Conversion of one of the spouses to any other religion is said to be a valid ground to the other spouse for separation and it certainly affords certain matrimonial reliefs. Speaking in the same purview, conversion means that the person has voluntarily relinquished his or her religion, without anyone’s  force and has adopted another religion after going through respective formal ceremony. In cases, where a Hindu embraces a totally different religion, such as Christianity or Islam, he or she may be stated to be a convert and no more the practitioner of his or her former religion. In the famous case of Durga Prasad Rao v Sudarshan Swammi, it was observed that in every case of conversion or reconversion to Hinduism, a formal renunciation of religion or performance of expiatory ceremony is not an essential element or requirement.
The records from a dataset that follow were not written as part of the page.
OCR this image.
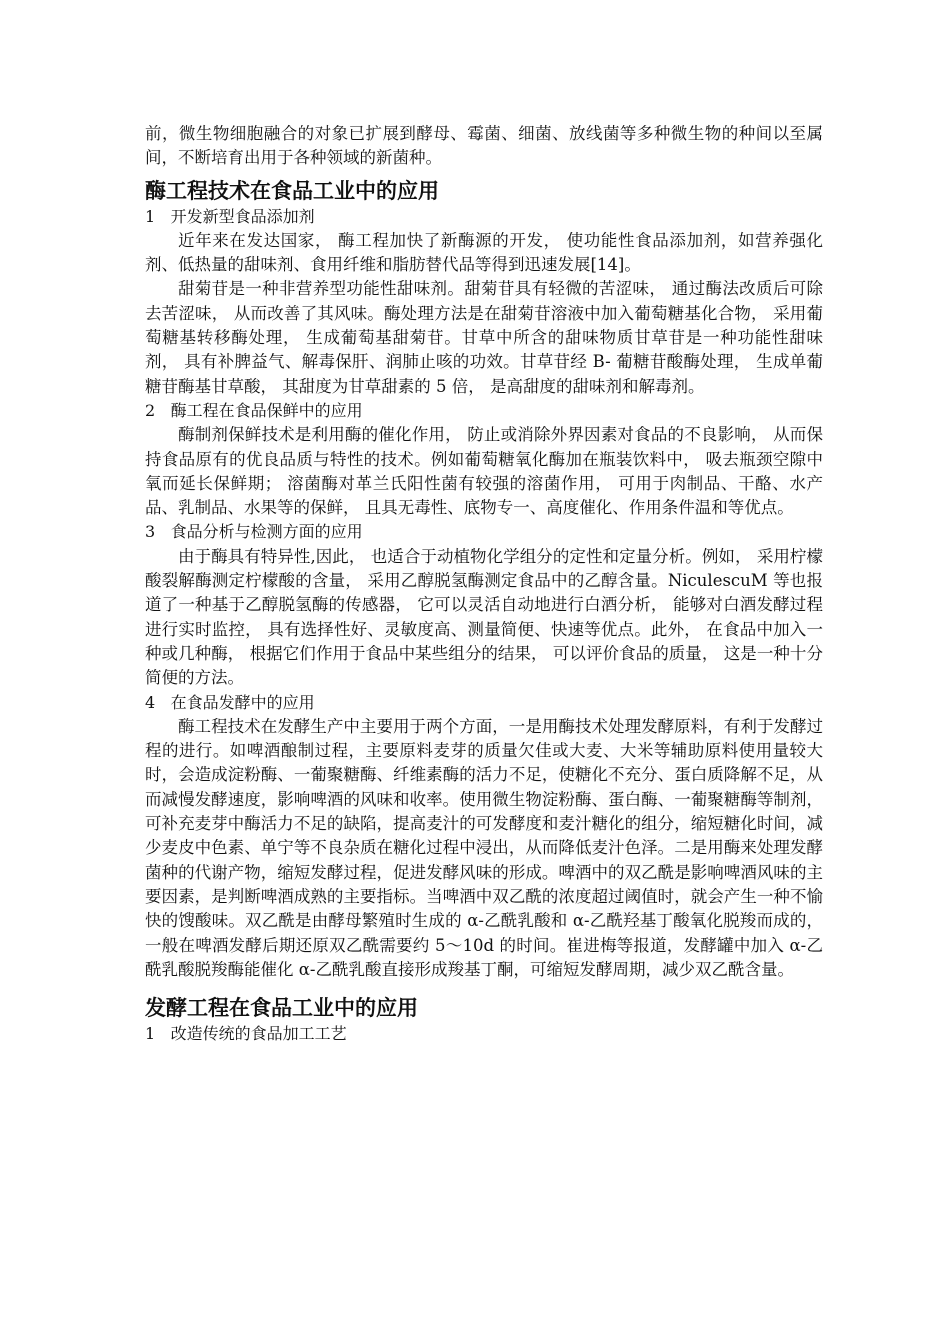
前，微生物细胞融合的对象已扩展到酵母、霉菌、细菌、放线菌等多种微生物的种间以至属间，不断培育出用于各种领域的新菌种。

酶工程技术在食品工业中的应用

1 开发新型食品添加剂

近年来在发达国家， 酶工程加快了新酶源的开发， 使功能性食品添加剂，如营养强化剂、低热量的甜味剂、食用纤维和脂肪替代品等得到迅速发展[14]。

甜菊苷是一种非营养型功能性甜味剂。甜菊苷具有轻微的苦涩味， 通过酶法改质后可除去苦涩味， 从而改善了其风味。酶处理方法是在甜菊苷溶液中加入葡萄糖基化合物， 采用葡萄糖基转移酶处理， 生成葡萄基甜菊苷。甘草中所含的甜味物质甘草苷是一种功能性甜味剂， 具有补脾益气、解毒保肝、润肺止咳的功效。甘草苷经 B- 葡糖苷酸酶处理， 生成单葡糖苷酶基甘草酸， 其甜度为甘草甜素的 5 倍， 是高甜度的甜味剂和解毒剂。

2 酶工程在食品保鲜中的应用

酶制剂保鲜技术是利用酶的催化作用， 防止或消除外界因素对食品的不良影响， 从而保持食品原有的优良品质与特性的技术。例如葡萄糖氧化酶加在瓶装饮料中， 吸去瓶颈空隙中氧而延长保鲜期； 溶菌酶对革兰氏阳性菌有较强的溶菌作用， 可用于肉制品、干酪、水产品、乳制品、水果等的保鲜， 且具无毒性、底物专一、高度催化、作用条件温和等优点。

3 食品分析与检测方面的应用

由于酶具有特异性,因此， 也适合于动植物化学组分的定性和定量分析。例如， 采用柠檬酸裂解酶测定柠檬酸的含量， 采用乙醇脱氢酶测定食品中的乙醇含量。NiculescuM 等也报道了一种基于乙醇脱氢酶的传感器， 它可以灵活自动地进行白酒分析， 能够对白酒发酵过程进行实时监控， 具有选择性好、灵敏度高、测量简便、快速等优点。此外， 在食品中加入一种或几种酶， 根据它们作用于食品中某些组分的结果， 可以评价食品的质量， 这是一种十分简便的方法。

4 在食品发酵中的应用

酶工程技术在发酵生产中主要用于两个方面，一是用酶技术处理发酵原料，有利于发酵过程的进行。如啤酒酿制过程，主要原料麦芽的质量欠佳或大麦、大米等辅助原料使用量较大时，会造成淀粉酶、一葡聚糖酶、纤维素酶的活力不足，使糖化不充分、蛋白质降解不足，从而减慢发酵速度，影响啤酒的风味和收率。使用微生物淀粉酶、蛋白酶、一葡聚糖酶等制剂，可补充麦芽中酶活力不足的缺陷，提高麦汁的可发酵度和麦汁糖化的组分，缩短糖化时间，减少麦皮中色素、单宁等不良杂质在糖化过程中浸出，从而降低麦汁色泽。二是用酶来处理发酵菌种的代谢产物，缩短发酵过程，促进发酵风味的形成。啤酒中的双乙酰是影响啤酒风味的主要因素，是判断啤酒成熟的主要指标。当啤酒中双乙酰的浓度超过阈值时，就会产生一种不愉快的馊酸味。双乙酰是由酵母繁殖时生成的 α-乙酰乳酸和 α-乙酰羟基丁酸氧化脱羧而成的，一般在啤酒发酵后期还原双乙酰需要约 5～10d 的时间。崔进梅等报道，发酵罐中加入 α-乙酰乳酸脱羧酶能催化 α-乙酰乳酸直接形成羧基丁酮，可缩短发酵周期，减少双乙酰含量。

发酵工程在食品工业中的应用

1 改造传统的食品加工工艺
Speaking of which, whether the conversion or reconversion has taken place or not is a question of fact.

The Hindu marriage act has also proposed two requisites when conversion as a ground for divorce can be invoked.

The primary requisites are as follows:

  1. That the respondent has ceased to follow the faith of Hinduism, that is he is no longer a Hindu
  2. That the respondent has converted to another religion that is a non-Hindu faith.

The above mentioned ground for divorce has been given in the Hindu Marriage Act only for the purpose of circumventing the provision of S.494 of Indian Penal Code, 1860. The process of conversion to Islam by a Hindu spouse per se does not lead to divorce, but it may only give a right to the other spouse to file a petition for divorce under S.13(1)(ii). In some famous cases where a Hindu wife converted to Muslim faith and then married a Mohammedan, it was held that her earlier marriage with a Hindu husband was not dissolved by her conversion. She was thus charged and convicted of bigamy under S.494 of Indian Penal Code, 1860. In a case where a Hindu wife was fraudulently taken away of the accused a Mohammedan who married her according to Muslim law after converting her to Islam. It was further held that the conversion of the Hindu wife to Mohammedan faith did not ipso facto, dissolve the marriage and she could not during the life time of her former husband enter into a valid contract of marriage. As per the provisions mentioned above, the accused was convicted for adultery under Section 497 of Indian Penal Code, 1860.